One candidate offered insight into the reasoning behind these tax hikes: Steve Kelley explained that “We have a structural budget deficit, and we need to raise additional revenue”. There are two reasons that raising taxes are not the answer to a structural budget deficit. The first is that a bigger pool of money does not fix overspending problems, it simply enables more overspending. There are more effective reforms that the state can do to fix shortfalls (see this post for some ideas that California created).
The second is that people and capital are mobile. Raising taxes on the wealthy will simply make the wealthy move.
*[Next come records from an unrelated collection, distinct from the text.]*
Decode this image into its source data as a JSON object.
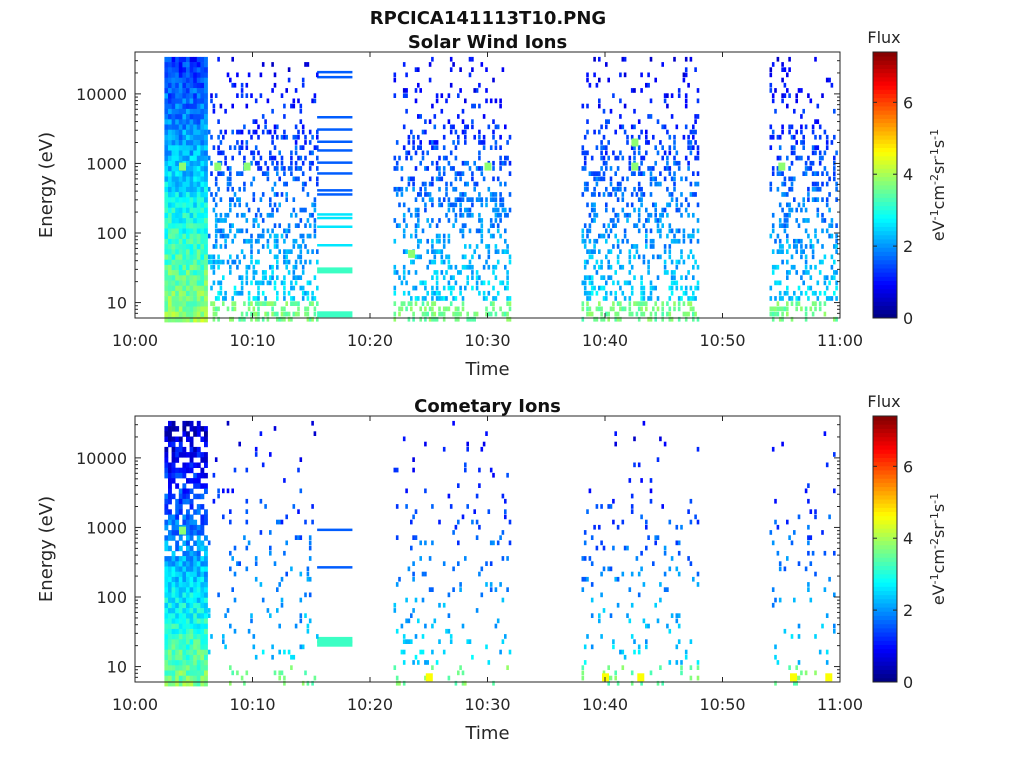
{
  "main_title": "RPCICA141113T10.PNG",
  "colorbar": {
    "title": "Flux",
    "label_html": "eV<tspan baseline-shift=\"super\" font-size=\"11\">-1</tspan>cm<tspan baseline-shift=\"super\" font-size=\"11\">-2</tspan>sr<tspan baseline-shift=\"super\" font-size=\"11\">-1</tspan>s<tspan baseline-shift=\"super\" font-size=\"11\">-1</tspan>",
    "label_text": "eV-1cm-2sr-1s-1",
    "ticks": [
      "0",
      "2",
      "4",
      "6"
    ],
    "range": [
      0,
      7.4
    ],
    "colormap": "jet"
  },
  "chart_data": [
    {
      "type": "heatmap",
      "title": "Solar Wind Ions",
      "xlabel": "Time",
      "ylabel": "Energy (eV)",
      "x_ticks": [
        "10:00",
        "10:10",
        "10:20",
        "10:30",
        "10:40",
        "10:50",
        "11:00"
      ],
      "y_ticks": [
        "10",
        "100",
        "1000",
        "10000"
      ],
      "y_scale": "log",
      "y_range": [
        6,
        40000
      ],
      "x_range": [
        "10:00",
        "11:00"
      ],
      "continuous_block": [
        "10:02.5",
        "10:06"
      ],
      "data_gaps": [
        [
          "10:18.5",
          "10:22"
        ],
        [
          "10:32",
          "10:38"
        ],
        [
          "10:48",
          "10:54"
        ]
      ],
      "line_levels_block": {
        "range": [
          "10:15.5",
          "10:18.5"
        ],
        "energies": [
          20000,
          17000,
          4500,
          3000,
          2000,
          1500,
          1000,
          700,
          400,
          350,
          180,
          160,
          120,
          65,
          30,
          7
        ]
      },
      "high_flux_spots": [
        {
          "time": "10:04",
          "energy": 900
        },
        {
          "time": "10:07",
          "energy": 900
        },
        {
          "time": "10:09.5",
          "energy": 900
        },
        {
          "time": "10:23.5",
          "energy": 50
        },
        {
          "time": "10:30",
          "energy": 900
        },
        {
          "time": "10:42.5",
          "energy": 900
        },
        {
          "time": "10:42.5",
          "energy": 2000
        },
        {
          "time": "10:55",
          "energy": 900
        }
      ]
    },
    {
      "type": "heatmap",
      "title": "Cometary Ions",
      "xlabel": "Time",
      "ylabel": "Energy (eV)",
      "x_ticks": [
        "10:00",
        "10:10",
        "10:20",
        "10:30",
        "10:40",
        "10:50",
        "11:00"
      ],
      "y_ticks": [
        "10",
        "100",
        "1000",
        "10000"
      ],
      "y_scale": "log",
      "y_range": [
        6,
        40000
      ],
      "x_range": [
        "10:00",
        "11:00"
      ],
      "continuous_block": [
        "10:02.5",
        "10:06"
      ],
      "data_gaps": [
        [
          "10:18.5",
          "10:22"
        ],
        [
          "10:32",
          "10:38"
        ],
        [
          "10:48",
          "10:54"
        ]
      ],
      "line_levels_block": {
        "range": [
          "10:15.5",
          "10:18.5"
        ],
        "energies": [
          900,
          260,
          25,
          22
        ]
      },
      "high_flux_spots": [
        {
          "time": "10:04",
          "energy": 900
        },
        {
          "time": "10:25",
          "energy": 7
        },
        {
          "time": "10:40",
          "energy": 7
        },
        {
          "time": "10:43",
          "energy": 7
        },
        {
          "time": "10:56",
          "energy": 7
        },
        {
          "time": "10:59",
          "energy": 7
        }
      ]
    }
  ]
}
From 1997 to 2007, the ten highest taxing states lost over 3 million residents, who moved to states with lower tax burdens. This translates into a loss of $85 billion in aggregate income from those that left. Minnesota already has the sixth highest individual income tax in the country, according to a report just released by the Minnesota Taxpayers Association. At the Federal level, tax codes are already too progressive. Any further tax hikes at the state level would only compound this problem.
It is the wealthy that invest and create long-term economic growth, which translates into jobs for the rest of us. A further increase on their tax burden hinders their ability to do so. Worse yet, such misguided policy pushes them from the state altogether. Tax increases are never the answer for budget deficits; tax code reform and responsible budgets are.